Despite this aggressive approach, overall survival was poor with only 9% of patients surviving at 2 years. A second study by the IGR team, published by De Crevoisier et al. , has enrolled 30 patients (including 6 with lung metastases) treated with surgery, chemotherapy (doxorubicin and cisplatin) and hyperfractionated RT. Results described a survival of 46% at 1 year and 27% at 3 years. These results are similar to ours (40% and 25%, respectively) but higher than in most other studies [5, 18, 19]. When considering our patients and those from the IGR study we obtain a total of 74 French patients treated with the same protocol. The results of the 2 studies are equivalent, justifying the use of a combined treatment in different cases of AT, principally for non metastatic patients after thyroid surgery (either complete or incomplete), whatever the lymph node status (N0/N1). Secondly, for good PS metastatic patients with limited metastatic lesions we would recommend a multimodality treatment (chemoradiotherapy) and then total thyroidectomy whenever feasible. It clearly appears that the primary step of clinical management in ATC is to identify potentially curable patients with ≤3 factors of poor prognosis and to offer them multimodality treatment to improve their chances of survival. Regarding patients with more than 3 poor prognosis factors, we should avoid aggressive therapy and offer them best supportive care.
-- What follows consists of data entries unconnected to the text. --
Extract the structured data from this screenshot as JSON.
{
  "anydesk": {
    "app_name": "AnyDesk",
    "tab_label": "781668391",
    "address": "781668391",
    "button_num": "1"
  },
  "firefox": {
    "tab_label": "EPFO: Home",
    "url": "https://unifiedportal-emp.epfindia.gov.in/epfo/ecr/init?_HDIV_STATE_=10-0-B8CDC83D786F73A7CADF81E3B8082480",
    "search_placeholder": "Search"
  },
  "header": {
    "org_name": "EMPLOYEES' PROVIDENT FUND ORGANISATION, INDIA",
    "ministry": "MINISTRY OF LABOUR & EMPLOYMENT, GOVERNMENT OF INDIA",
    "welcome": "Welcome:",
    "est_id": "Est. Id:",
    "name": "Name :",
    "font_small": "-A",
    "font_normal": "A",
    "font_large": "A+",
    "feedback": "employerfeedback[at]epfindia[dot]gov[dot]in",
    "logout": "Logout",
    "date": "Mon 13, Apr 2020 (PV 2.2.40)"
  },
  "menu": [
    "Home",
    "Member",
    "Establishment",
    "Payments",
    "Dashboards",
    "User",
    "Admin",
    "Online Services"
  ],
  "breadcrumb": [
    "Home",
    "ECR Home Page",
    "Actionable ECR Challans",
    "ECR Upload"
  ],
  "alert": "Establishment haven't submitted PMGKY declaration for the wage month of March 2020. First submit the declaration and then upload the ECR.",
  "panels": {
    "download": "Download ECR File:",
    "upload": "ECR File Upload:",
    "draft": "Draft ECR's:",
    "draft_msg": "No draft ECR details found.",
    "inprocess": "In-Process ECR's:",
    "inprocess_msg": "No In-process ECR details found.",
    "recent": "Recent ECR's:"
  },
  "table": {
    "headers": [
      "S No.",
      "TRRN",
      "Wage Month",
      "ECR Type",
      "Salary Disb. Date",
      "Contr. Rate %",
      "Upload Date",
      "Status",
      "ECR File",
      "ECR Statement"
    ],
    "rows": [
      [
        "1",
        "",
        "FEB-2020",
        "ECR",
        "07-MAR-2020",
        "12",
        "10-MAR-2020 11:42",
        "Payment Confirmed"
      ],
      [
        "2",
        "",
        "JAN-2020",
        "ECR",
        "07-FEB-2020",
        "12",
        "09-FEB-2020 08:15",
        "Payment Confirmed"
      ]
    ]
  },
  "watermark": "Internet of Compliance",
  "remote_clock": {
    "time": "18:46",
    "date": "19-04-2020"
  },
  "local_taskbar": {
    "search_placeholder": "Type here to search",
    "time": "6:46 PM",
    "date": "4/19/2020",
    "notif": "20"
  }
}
Regarding new antitumor therapies, ATC have poorly benefited from recent progresses. Some have been tested in ATC but results have been often disappointing. Targeted agents directed against VEGF-R like axitinib (AG-013736) or against BRAF and VEGF-R like sorafenib (Nexavar®) have been tested in phase II trials including patients with anaplastic thyroid carcinoma [20, 21]. One response was obtained with axitinib and one stabilization with sorafenib.
Vascular disrupting agents as Zybrestat® (fosbretabulin, combretastatin A4 phosphate (CA4P)) have been evaluated in ATC because of their antiangiogenic and cytotoxic activity. The promising results obtained in vitro foreshadowed the clinical efficacy of the drug . at the 35th European Society of Medical Oncology (ESMO) meeting, the preliminary results of a phase II-III study of Zybrestat® in combination with chemotherapy in ATC were presented. In this study, 80 patients (out of the 180 planned) were randomized to receive Zybrestat® (IV once a week) in combination with chemotherapy (paclitaxel-carboplatin every 3 weeks) versus chemotherapy alone. For the first time in ATC, the median overall survival time was increased by the association (5.1 months versus 4.1 months for patients receiving chemotherapy alone).